You might want to always write temporary files to the cache directory, in order to manage them in a central place. To do so, call

ucar.nc2.util.DiskCache.setCachePolicy( boolean alwaysInCache) with parameter alwaysInCache = true.

You may want to limit the amount of space the disk cache uses (unless you always have data in writeable directories, so that the disk cache is never used). To scour the cache, call DiskCache.cleanCache().
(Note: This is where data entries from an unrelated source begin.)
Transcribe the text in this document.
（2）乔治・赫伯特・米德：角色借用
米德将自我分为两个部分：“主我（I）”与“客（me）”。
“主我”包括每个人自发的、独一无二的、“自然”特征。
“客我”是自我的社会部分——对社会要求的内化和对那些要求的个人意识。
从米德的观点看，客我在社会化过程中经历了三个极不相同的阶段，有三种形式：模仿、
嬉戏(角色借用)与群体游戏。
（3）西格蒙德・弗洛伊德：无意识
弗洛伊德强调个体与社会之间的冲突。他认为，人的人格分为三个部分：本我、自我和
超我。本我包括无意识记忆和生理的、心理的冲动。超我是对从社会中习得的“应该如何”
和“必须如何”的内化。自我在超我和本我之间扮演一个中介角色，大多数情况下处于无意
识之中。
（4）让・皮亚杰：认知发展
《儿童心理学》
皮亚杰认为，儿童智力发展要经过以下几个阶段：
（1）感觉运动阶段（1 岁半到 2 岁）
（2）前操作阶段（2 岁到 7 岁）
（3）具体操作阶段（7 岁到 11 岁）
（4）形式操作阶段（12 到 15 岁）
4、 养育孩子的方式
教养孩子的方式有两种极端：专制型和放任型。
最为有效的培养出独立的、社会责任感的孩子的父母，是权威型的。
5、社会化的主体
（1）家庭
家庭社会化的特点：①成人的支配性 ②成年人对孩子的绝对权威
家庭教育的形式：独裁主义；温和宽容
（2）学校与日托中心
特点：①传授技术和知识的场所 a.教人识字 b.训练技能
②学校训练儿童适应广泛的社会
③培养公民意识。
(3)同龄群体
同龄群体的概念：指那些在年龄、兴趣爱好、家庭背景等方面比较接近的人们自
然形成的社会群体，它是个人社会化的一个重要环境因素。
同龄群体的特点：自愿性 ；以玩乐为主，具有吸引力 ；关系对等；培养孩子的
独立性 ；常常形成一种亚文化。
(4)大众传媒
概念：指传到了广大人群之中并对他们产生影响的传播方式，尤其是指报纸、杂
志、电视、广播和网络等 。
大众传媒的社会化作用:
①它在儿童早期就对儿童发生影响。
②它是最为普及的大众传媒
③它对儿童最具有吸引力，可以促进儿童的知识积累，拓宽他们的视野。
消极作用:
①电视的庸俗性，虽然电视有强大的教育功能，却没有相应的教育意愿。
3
There are several variations of the cleanup:

  • DiskCache.cleanCache(Date cutoff, StringBuilder sbuff) will delete files older than the cutoff date.
  • DiskCache.cleanCache(long maxBytes, StringBuilder sbuff) will retain maxBytes bytes, deleting oldest files first.
  • _DiskCache.cleanCache(long maxBytes, Comparator fileComparator, StringBuilder sbuff)_</b> will retain maxBytes bytes, deleting files in the order defined by your Comparator.

For long running application, you might want to do this periodically in a background timer thread, as in the following example.

1) Calendar c = Calendar.getInstance(); // contains current startup time
   c.add( Calendar.MINUTE, 30); // add 30 minutes to current time     // run task every 60 minutes, starting 30 minutes from now
2) java.util.Timer timer = new Timer();
    timer.scheduleAtFixedRate( new CacheScourTask(), c.getTime(), (long) 1000 * 60 * 60 );

3) private class CacheScourTask extends java.util.TimerTask {   
    public void run() {
     StringBuffer sbuff = new StringBuffer();
4) DiskCache.cleanCache(100 * 1000 * 1000, sbuff); // 100 Mbytes
     sbuff.append("----------------------\n");
5)   log.info(sbuff.toString());
    }
   }
   ...
   // upon exiting
6) timer.cancel();
  1. Get the current time and add 30 minutes to it
  2. Start up a timer that executes every 60 minutes, starting in 30 minutes
  3. Your class must extend TimerTask, the run method is called by the Timer
  4. Scour the cache, allowing 100 Mbytes of space to be retained
  5. Optionally log a message with the results of the scour.
  6. Make sure you cancel the timer before your application exits, or else the process will not terminate.

Writing temporary files using DiskCache2

In a number of places, the ucar.nc2.util.DiskCache2 class is used to control caching. This does not use static methods, so can be configured for each individual use.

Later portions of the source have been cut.